Maria Angélica de Moura Miranda
O peixe salgado repousa nas minhas primeiras lembranças. Não só nas saudosas “vendas”, onde só de entrar, já se sentia o perfume da iguaria.
Meu pai, com sua mania de passear aos fins de semana, levava-nos também para visitar os japoneses, que faziam salga em Ilhabela/SP. Era uma praia inteira, cheia de varais de peixes secos.
Minha mãe e minha avó secavam camarão e ova de peixe quase toda semana, de acordo com a precisão. Nessa época, acho que nem tínhamos geladeiras e vivíamos cercadas de peneiras ao sol. De vez em quando, alguém ralhava:
“Maria, cuidado para não ir bicho nos camarões!”
Os bichos eram as galinhas e gatos, que rondavam as peneiras, adivinhando que havia ali uma delícia.
Sinto até hoje o gosto do peixe seco e do camarão dos nacos que a gente roubava, daquele jeito mesmo, sem cozinhar.
Na Praia da Frente, em São Sebastião/SP, canoas iam e vinham com produtos vindos de outras praias ou seguindo para serem vendidos em Santos.
Minha mãe Beatriz e minha avó Totó faziam receitas deliciosas. Eu não consegui aprender quase nada. Na maioria das vezes, preparo refogados com batatas ou bolinhos de “caçalhau” (com cação, ao invés de bacalhau). No passado, fritei muitos no fogão a lenha no fundo do meu quintal.
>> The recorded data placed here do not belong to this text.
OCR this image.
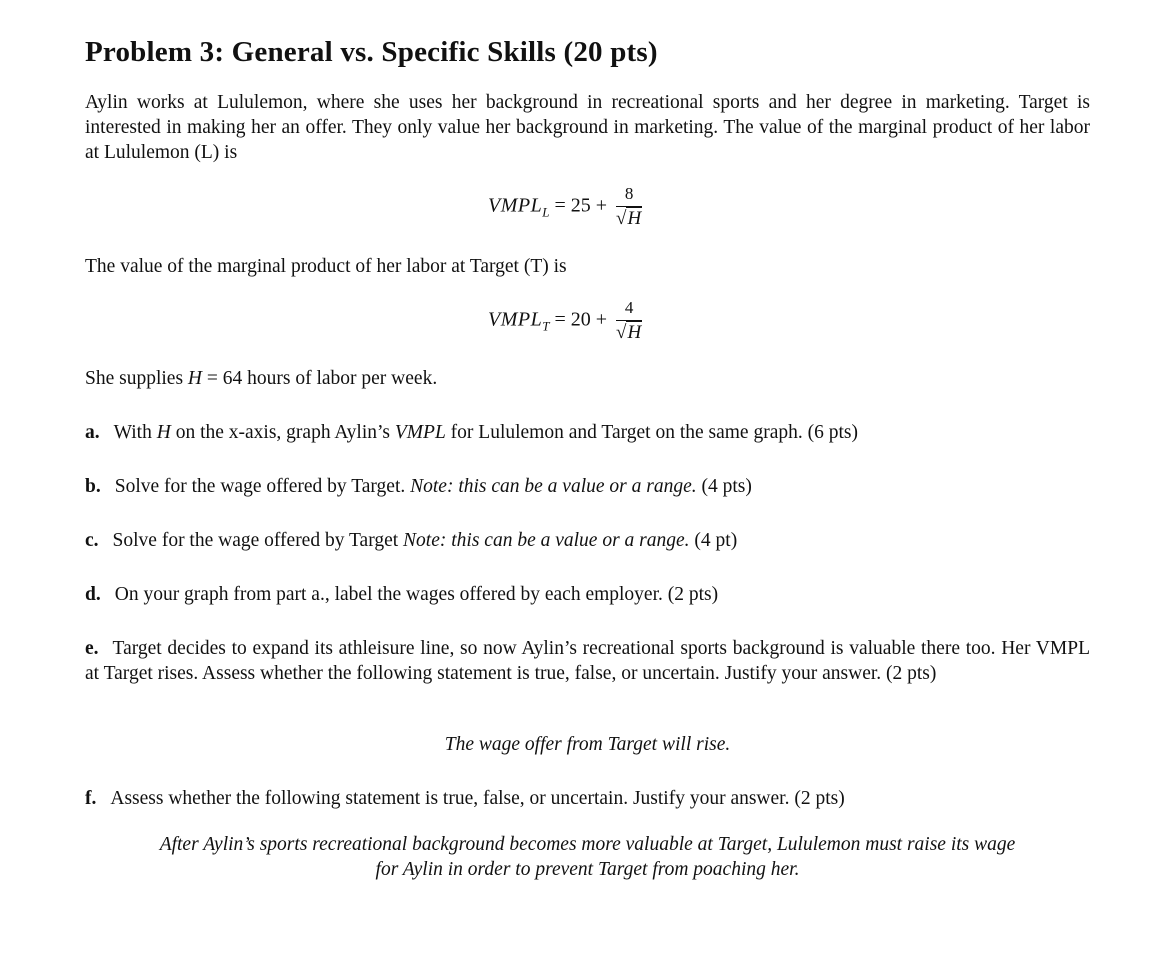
Problem 3: General vs. Specific Skills (20 pts)
Aylin works at Lululemon, where she uses her background in recreational sports and her degree in marketing. Target is interested in making her an offer. They only value her background in marketing. The value of the marginal product of her labor at Lululemon (L) is
$VMPL_L = 25 + \frac{8}{√H}$
The value of the marginal product of her labor at Target (T) is
$VMPL_T = 20 + \frac{4}{√H}$
She supplies H = 64 hours of labor per week.
a. With H on the x-axis, graph Aylin’s VMPL for Lululemon and Target on the same graph. (6 pts)
b. Solve for the wage offered by Target. Note: this can be a value or a range. (4 pts)
c. Solve for the wage offered by Target Note: this can be a value or a range. (4 pt)
d. On your graph from part a., label the wages offered by each employer. (2 pts)
e. Target decides to expand its athleisure line, so now Aylin’s recreational sports background is valuable there too. Her VMPL at Target rises. Assess whether the following statement is true, false, or uncertain. Justify your answer. (2 pts)
The wage offer from Target will rise.
f. Assess whether the following statement is true, false, or uncertain. Justify your answer. (2 pts)
After Aylin’s sports recreational background becomes more valuable at Target, Lululemon must raise its wage
for Aylin in order to prevent Target from poaching her.
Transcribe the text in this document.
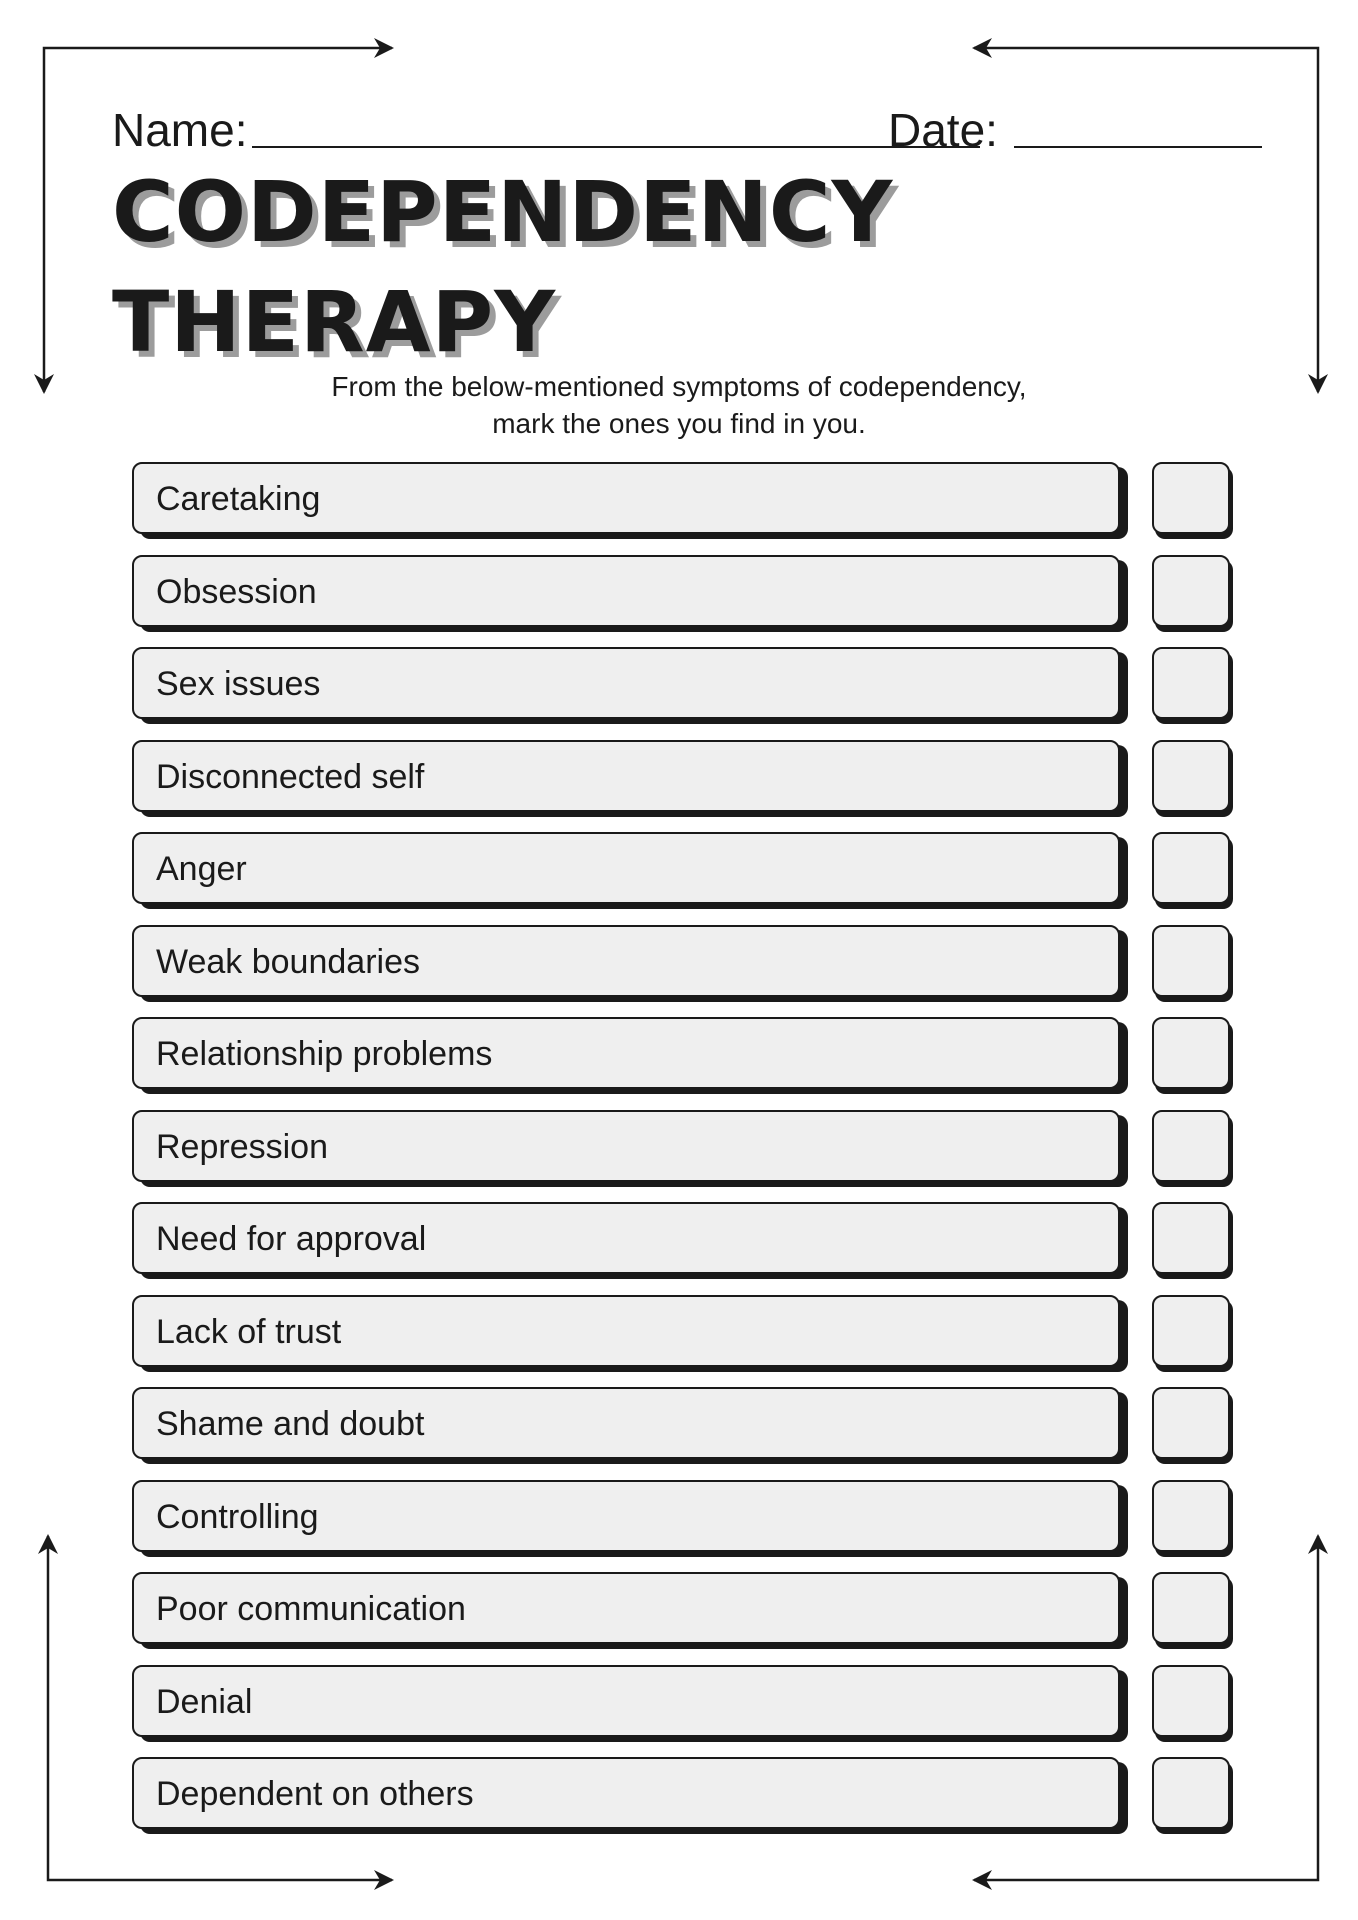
Name:	Date:
CODEPENDENCY
THERAPY
From the below-mentioned symptoms of codependency,
mark the ones you find in you.
Caretaking
Obsession
Sex issues
Disconnected self
Anger
Weak boundaries
Relationship problems
Repression
Need for approval
Lack of trust
Shame and doubt
Controlling
Poor communication
Denial
Dependent on others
Quando descobri o trabalho da Angélica de Souza, logo me alvorocei para ajudar. Sinto que ela é a pessoa certa para reviver e manter essa tradição, que, além de essencial para a preservação do alimento, é um dos marcantes coponentes do imaginário caiçara.
Essas práticas ancestrais da Culinária Caiçara combinam também com as exigências do nosso tempo, tão preocupado com a qualidade do que comemos.
Agora a Angélica de Souza vai lançar um livro de receitas, que delícia resgatar nossas lembranças. Já estou com água na boca!